Nationwide's list of dogs that includes Dobermans, a spokesman tells DVM Newsmagazine, was compiled on basis of reputation, dog-attack statistics and its own studies. Its policy states, "Nationwide appreciates that an individual dog may not be representative of an entire breed. However, we find it necessary to apply our standards consistently, as it is difficult, if not impossible, for us to determine the true disposition of any individual dog."

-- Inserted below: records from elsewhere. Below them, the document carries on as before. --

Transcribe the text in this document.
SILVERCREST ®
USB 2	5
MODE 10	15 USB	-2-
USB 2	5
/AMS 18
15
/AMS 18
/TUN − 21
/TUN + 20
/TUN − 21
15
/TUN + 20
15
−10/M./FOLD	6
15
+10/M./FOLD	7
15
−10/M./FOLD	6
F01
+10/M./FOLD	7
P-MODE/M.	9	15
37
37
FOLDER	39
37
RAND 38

High profile influence? Media reports have likely advanced the cause of canine profiling based on isolated but brutal attacks in San Francisco and Wisconsin.

Table 2: Top 10 breeds of dogs involved in human dog bite-related fatalities in the U.S. from 1979-1988 and from 1989-1998
One company, moved by recent events, MetLife Auto & Home, recently reassessed its position, taking a "very cautious approach" to writing policies for homeowners who own certain breeds, according to David Hammelstrom, spokesman. Any dog that regularly shows aggressive behavior or has a known bite history is "not an acceptable insurance risk," he explains.

But high profile cases, such as two incidents in Wisconsin involving a 10-year-old girl killed by a dog, and an 11-year old girl requiring reconstructive surgery after a Pit Bull attack, do not always factor into the decision for companies, such as American Family Insurance (AFI), Madison, Wis., to underwrite or deny insurance according to breed, according to Ken Muth, spokesman.